A critic compared the fate of the President to that of Shakespeare's King Lear but I don't think the analogy is at all appropriate. Lear merely portrays the fate of an old man in possession of great power who loves his daughters too much and therefore unwisely. The President is simply a dictator who had lost power desperate to preserve his own life and the life of his beloved grandson.
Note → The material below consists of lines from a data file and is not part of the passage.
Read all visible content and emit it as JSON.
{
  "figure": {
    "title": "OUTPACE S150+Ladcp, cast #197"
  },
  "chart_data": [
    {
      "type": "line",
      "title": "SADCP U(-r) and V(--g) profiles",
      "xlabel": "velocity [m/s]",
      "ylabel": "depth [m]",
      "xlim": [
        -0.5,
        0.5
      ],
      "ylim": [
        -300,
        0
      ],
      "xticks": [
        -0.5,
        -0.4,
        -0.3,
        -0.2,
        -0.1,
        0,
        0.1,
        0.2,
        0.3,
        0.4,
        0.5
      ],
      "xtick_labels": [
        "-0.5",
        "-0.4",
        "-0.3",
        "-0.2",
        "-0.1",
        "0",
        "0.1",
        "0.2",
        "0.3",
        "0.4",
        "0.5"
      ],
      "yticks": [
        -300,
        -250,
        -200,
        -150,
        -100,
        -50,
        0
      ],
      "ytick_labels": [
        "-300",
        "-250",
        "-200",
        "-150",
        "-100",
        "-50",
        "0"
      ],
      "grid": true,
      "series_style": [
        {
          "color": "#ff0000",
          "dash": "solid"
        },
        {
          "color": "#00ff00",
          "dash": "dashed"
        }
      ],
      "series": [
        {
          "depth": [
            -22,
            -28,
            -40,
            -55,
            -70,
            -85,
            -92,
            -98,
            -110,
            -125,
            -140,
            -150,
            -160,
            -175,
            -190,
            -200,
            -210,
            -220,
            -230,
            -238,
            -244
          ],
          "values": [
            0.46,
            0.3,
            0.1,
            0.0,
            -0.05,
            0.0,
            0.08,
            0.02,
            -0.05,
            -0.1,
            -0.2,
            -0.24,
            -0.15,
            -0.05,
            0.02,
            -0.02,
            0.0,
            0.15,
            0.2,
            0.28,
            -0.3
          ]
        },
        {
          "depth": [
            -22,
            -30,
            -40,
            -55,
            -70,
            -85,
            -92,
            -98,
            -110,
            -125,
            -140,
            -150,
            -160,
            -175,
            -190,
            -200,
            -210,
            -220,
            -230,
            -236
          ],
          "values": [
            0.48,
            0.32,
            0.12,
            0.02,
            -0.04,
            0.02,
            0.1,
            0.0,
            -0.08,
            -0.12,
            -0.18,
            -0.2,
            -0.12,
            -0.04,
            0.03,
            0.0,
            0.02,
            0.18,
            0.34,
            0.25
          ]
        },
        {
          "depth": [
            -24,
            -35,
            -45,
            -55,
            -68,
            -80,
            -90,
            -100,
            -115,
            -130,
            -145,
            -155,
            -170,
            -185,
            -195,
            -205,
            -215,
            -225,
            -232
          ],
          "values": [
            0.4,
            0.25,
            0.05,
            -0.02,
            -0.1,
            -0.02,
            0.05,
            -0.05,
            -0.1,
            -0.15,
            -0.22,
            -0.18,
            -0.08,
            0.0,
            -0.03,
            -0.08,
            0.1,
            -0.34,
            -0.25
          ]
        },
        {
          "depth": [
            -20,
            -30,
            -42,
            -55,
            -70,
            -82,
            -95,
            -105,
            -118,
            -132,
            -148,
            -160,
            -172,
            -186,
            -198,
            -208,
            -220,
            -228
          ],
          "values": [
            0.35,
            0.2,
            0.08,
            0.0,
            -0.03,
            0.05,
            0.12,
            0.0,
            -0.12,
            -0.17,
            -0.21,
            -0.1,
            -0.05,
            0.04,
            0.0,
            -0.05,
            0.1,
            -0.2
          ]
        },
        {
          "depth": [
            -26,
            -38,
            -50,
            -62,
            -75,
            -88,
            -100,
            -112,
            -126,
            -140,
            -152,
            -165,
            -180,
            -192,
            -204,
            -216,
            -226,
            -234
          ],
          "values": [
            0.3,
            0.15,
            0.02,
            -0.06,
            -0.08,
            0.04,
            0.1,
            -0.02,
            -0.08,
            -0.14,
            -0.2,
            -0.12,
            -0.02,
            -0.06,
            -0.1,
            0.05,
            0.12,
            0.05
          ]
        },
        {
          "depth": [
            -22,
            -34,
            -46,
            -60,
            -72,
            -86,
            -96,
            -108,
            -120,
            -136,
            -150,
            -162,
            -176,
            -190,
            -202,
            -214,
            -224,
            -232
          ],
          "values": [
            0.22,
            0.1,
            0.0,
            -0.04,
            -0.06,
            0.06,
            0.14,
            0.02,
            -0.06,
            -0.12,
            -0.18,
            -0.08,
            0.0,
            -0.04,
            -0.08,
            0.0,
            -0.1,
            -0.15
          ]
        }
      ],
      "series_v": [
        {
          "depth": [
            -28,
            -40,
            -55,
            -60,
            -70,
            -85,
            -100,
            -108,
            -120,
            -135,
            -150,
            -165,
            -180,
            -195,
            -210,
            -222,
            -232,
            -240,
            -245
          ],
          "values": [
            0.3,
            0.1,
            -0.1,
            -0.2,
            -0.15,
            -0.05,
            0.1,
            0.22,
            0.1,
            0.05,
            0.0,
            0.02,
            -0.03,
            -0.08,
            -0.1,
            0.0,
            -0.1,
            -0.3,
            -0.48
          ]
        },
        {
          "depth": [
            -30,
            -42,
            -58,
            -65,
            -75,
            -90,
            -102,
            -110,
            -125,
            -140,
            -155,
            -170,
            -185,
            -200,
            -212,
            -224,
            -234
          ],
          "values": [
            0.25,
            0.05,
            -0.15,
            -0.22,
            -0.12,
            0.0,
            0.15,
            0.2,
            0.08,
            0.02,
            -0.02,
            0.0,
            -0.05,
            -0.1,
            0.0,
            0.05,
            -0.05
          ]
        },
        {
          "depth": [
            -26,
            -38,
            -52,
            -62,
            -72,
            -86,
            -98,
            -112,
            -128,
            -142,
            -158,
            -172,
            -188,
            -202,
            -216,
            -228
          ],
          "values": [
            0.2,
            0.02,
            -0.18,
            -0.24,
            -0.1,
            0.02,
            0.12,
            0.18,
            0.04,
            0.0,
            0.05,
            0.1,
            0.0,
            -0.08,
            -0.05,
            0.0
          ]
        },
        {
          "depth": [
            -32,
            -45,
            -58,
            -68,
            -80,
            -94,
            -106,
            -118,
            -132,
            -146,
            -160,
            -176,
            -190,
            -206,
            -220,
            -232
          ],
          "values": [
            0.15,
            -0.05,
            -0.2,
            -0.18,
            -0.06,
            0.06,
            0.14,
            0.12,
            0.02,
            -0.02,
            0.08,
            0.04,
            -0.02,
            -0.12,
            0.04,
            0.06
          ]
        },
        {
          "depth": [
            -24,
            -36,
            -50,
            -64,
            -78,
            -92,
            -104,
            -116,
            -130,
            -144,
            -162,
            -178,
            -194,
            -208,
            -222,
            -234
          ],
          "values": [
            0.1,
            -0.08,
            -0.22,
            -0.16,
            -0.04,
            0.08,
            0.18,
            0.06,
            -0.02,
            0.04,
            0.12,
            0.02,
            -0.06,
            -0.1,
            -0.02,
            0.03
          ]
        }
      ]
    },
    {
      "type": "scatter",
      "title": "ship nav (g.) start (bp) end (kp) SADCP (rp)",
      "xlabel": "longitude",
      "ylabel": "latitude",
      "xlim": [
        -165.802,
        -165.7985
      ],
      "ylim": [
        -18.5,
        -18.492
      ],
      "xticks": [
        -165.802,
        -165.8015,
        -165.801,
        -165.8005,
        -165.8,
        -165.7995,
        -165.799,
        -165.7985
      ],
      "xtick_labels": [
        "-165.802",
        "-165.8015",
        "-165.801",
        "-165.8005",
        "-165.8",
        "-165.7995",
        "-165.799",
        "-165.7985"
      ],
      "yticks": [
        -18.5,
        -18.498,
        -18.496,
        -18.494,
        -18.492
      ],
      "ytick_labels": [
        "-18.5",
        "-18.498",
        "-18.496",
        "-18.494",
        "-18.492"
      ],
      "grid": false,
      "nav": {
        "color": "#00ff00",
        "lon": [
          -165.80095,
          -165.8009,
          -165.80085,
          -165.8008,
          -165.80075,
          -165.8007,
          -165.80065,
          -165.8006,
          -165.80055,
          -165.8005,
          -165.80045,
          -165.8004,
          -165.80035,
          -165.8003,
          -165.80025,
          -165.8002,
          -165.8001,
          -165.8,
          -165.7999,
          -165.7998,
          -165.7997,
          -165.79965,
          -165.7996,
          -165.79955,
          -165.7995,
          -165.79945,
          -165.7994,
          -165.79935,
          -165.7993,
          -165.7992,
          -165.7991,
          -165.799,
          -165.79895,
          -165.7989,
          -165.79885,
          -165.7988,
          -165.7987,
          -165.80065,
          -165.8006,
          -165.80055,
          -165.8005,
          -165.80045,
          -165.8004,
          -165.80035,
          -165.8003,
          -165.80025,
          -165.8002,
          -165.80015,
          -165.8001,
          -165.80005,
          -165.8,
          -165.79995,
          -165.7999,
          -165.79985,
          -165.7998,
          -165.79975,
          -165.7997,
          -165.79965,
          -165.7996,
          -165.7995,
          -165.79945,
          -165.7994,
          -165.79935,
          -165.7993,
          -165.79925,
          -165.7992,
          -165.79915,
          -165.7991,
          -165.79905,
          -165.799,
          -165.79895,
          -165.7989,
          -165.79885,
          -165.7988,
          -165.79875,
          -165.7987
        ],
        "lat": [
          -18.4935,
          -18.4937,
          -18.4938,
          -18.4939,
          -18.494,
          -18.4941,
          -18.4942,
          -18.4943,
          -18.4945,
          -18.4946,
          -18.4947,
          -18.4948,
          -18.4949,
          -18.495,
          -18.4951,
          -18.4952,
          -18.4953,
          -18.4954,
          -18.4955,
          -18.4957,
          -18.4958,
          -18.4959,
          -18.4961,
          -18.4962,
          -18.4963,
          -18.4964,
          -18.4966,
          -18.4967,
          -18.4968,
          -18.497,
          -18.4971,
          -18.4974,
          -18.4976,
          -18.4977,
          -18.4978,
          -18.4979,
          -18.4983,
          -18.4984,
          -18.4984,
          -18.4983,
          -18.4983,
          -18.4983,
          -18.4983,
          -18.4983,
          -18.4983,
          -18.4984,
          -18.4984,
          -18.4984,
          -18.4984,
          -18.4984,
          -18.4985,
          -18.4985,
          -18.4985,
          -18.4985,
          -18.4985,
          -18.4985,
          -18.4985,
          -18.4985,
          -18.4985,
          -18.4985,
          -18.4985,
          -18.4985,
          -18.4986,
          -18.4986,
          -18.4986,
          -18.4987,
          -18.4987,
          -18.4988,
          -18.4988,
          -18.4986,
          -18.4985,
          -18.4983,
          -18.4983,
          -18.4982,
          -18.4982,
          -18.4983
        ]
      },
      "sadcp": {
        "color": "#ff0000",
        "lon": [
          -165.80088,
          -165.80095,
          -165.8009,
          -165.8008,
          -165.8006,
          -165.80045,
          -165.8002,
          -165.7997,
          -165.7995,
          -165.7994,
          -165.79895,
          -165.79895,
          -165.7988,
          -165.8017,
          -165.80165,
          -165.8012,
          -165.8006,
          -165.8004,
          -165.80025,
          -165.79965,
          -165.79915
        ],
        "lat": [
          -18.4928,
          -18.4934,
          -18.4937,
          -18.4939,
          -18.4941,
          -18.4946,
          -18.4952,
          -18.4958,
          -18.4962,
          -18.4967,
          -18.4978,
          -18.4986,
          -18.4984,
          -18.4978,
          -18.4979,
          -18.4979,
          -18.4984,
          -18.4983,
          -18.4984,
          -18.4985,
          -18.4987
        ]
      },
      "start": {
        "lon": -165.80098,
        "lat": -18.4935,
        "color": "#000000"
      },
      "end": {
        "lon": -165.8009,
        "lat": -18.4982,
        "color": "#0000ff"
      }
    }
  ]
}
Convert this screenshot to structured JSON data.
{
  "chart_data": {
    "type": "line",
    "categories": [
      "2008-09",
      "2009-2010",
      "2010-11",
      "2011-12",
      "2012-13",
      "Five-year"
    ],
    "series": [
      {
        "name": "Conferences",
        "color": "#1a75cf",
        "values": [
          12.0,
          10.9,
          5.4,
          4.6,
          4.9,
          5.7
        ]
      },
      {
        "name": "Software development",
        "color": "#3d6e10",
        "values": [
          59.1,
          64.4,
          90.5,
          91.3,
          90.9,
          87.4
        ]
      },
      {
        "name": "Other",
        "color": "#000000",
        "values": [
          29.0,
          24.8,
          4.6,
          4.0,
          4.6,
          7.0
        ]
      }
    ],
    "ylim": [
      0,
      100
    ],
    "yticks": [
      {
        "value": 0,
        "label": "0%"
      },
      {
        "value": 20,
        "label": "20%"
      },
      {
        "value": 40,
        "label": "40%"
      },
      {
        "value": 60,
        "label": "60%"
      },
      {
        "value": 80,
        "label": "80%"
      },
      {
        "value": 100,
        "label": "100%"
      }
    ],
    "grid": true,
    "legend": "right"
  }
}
It is through the depiction of his experience as a man who had lost all his powers overnight that Makhmalbaf tries to pose the problem of the corruption that power can bring: not only at the highest level but also at the level of the soldiers in possession of guns and "authority" and the political prisoners in apparent possession of "moral authority" and even at the level the ordinary peasants who thought they had been unfairly treated or wronged in the past and who operated at the most primitive level of "tit for tat' or "an eye for an eye, a tooth for a tooth". Lord Acton is right when he says, "Power corrupts. Absolute Power corrupts absolutely".

Through the mouth of the young idealist recently liberated political prisoner, Makhmalaf may be proposing a possible solution to the end of political violence in all forms. Who proposed that the child should dance for democracy? It was an anonymous voice. Also anonymous is the country in which the President was president. Perhaps it's through such anonymity that the story that Makhmalbaf may take on a significance beyond the borders of his native Iran and to such extent becomes a universal allegory of all forms of dictatorships, be it a South American type of military dictatorship, the enlightened military dictatorship of the former Shah of Iran or the dictatorship of a particular social class of the "People" or Communist dictatorship or the dictatorship of a so-called "democratic republic". A particularly moving sequence in the film is the episode where we are shown how one of the released political prisoners travelling with the President sustained himself through all the years of tortures by holding fast to what he firmly believed to be the exemplary love story in his village but who upon reaching  the doorsteps of his "home", hobbling, then crawling, found, upon calling his dream lover by throwing a small pebble at the small window of her door, that she now had a 6 month old baby. He instantly killed himself with a pike he found at the doorsteps. How would the President feel when he sees such a probably unintended consequence of his thoughtless but indomitable will to retain power?

One of the things I like about Makhmalbaf's film is the way he refrains from judging his characters. He portrays a certain human side to the President too: he was prepared upon request to wipe the butt of his grandson and told him bed time stories and submitted to his fate without uttering a single word in his own defence, whether in the truck with the political prisoners as an apparent "by-stander", before the prostitute or even before his daughters (Nuki Koshkelishvili and Elene Bezarashvili)  whilst they were in the car travelling to the airport before things turned ugly for him and the way he encouraged his grandson to move on in their escape by treating it as a "game".  It's a clever and most effective ploy that Makhmalbaf uses the innocent questions of the angelic 5 year old Daichi about various things he saw but could not understand to probe some of the most fundamental issues the director wishes to explore. I also like the way he uses music to highlight the general misery of the life of the ordinary people and to serve as ironic comment: the soldier carrying out body searches of its citizens without the slightest regard for their human rights whilst singing a children's song and in the case of the gypsy frequenting the brothel, even as a means to provide a bit of humor, fun and excitement. It is not for no reason that the film won the Gold Hugo for the best feature film at the 2014 Chicago International Film Festival and the Audience Award of the 2014 Tokyo FILMeX.The film has also been nominated for an award at the Venice Film Festival.